She and her toddler are picnicking on Calabasas Peak when darkness shrouds the mountain. The actress looks up and spots a spacecraft that resembles a giant blackberry composed of multiple semi-sheer drupelets. The ship swoops low and emits a luminous beam that sucks her daughter up into the sky. Whoosh. She’s gone. But no: there she is, trapped in one of the dusky drupelets like a bee larva in a honeycomb cell. The ship floats away, a grotesque piece of balloon art. The actress weeps, bereft on the windy mountain.

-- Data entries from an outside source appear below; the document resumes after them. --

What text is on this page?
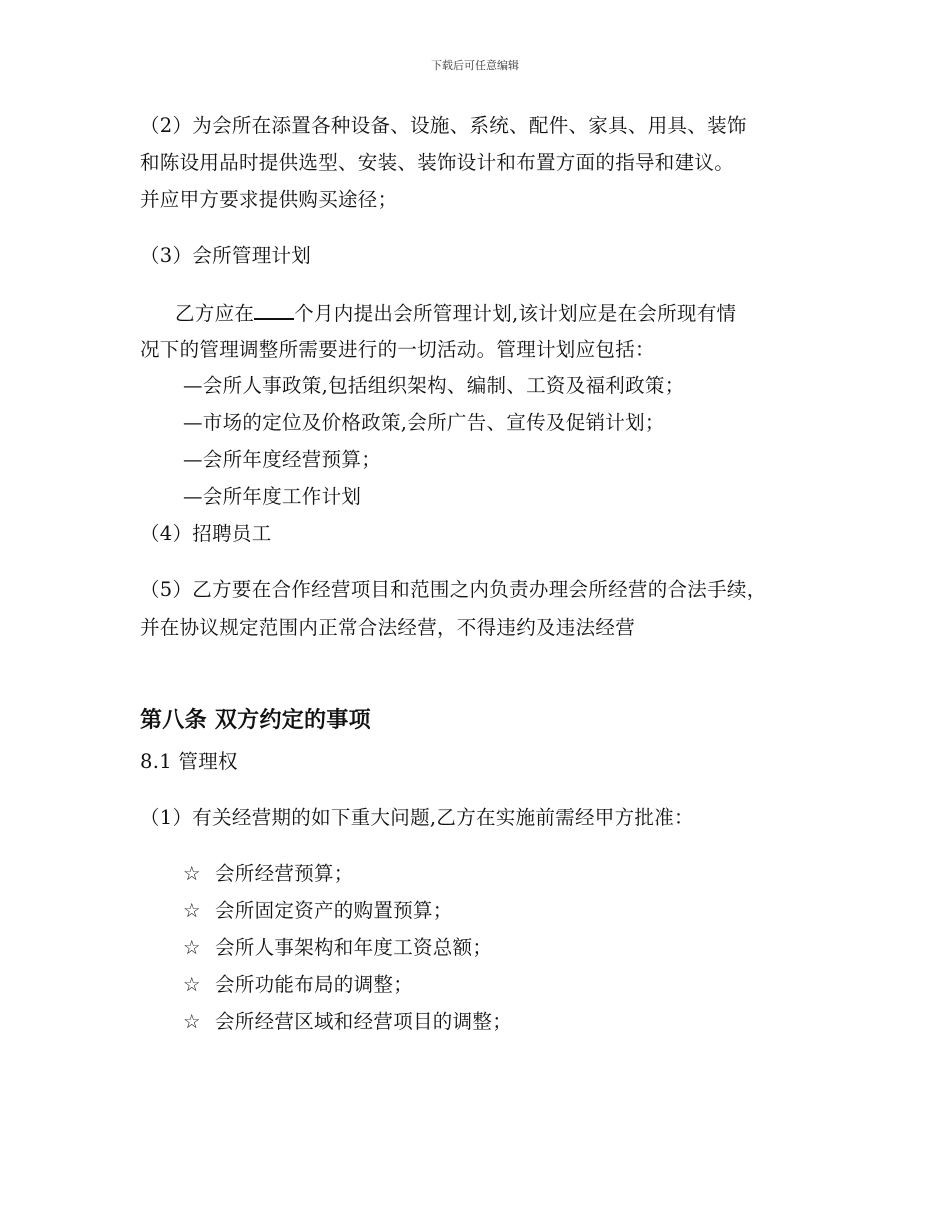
下载后可任意编辑
（2）为会所在添置各种设备、设施、系统、配件、家具、用具、装饰
和陈设用品时提供选型、安装、装饰设计和布置方面的指导和建议。
并应甲方要求提供购买途径；
（3）会所管理计划
乙方应在 个月内提出会所管理计划,该计划应是在会所现有情
况下的管理调整所需要进行的一切活动。管理计划应包括：
—会所人事政策,包括组织架构、编制、工资及福利政策；
—市场的定位及价格政策,会所广告、宣传及促销计划；
—会所年度经营预算；
—会所年度工作计划
（4）招聘员工
（5）乙方要在合作经营项目和范围之内负责办理会所经营的合法手续，
并在协议规定范围内正常合法经营，不得违约及违法经营
第八条 双方约定的事项
8.1 管理权
（1）有关经营期的如下重大问题,乙方在实施前需经甲方批准：
☆ 会所经营预算；
☆ 会所固定资产的购置预算；
☆ 会所人事架构和年度工资总额；
☆ 会所功能布局的调整；
☆ 会所经营区域和经营项目的调整；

Later, right outside Maddy’s Market, the sky goes dark again. The strange spaceship hovers like a thundercloud and stabs the asphalt with multiple beams. Blond teens descend to Earth, dressed in 1950s clothes. They stagger around the empty parking lot, eyes aglow like the Children of the Damned. A young woman approaches the actress, her face bland, her puffy pageboy the color of fake snow.

“Mama,” she says in a zombie voice. “Don’t you recognize me?”

*         *         *

Unsettled by her dream, the actress eats breakfast in bed: a perfect poached egg, a fruit-cup—scarlet melon cubes and ominous blackberries. Her left flank aches. She knows there’s a stitched-up wound where the doctor cut her open and fused tubes from the restorative unit to her own veins. But she can’t see the wound. She doesn’t want to see it. Though a flexible rubber, gauze-lined pad hides the healing wound, she could probably peel it back and take a peak, see the tubes concealed by the black conduit that extends to the unit, maybe catch a glimpse of the high-tech parts that filter her blood. But the thought of looking makes her heart flip like a fish.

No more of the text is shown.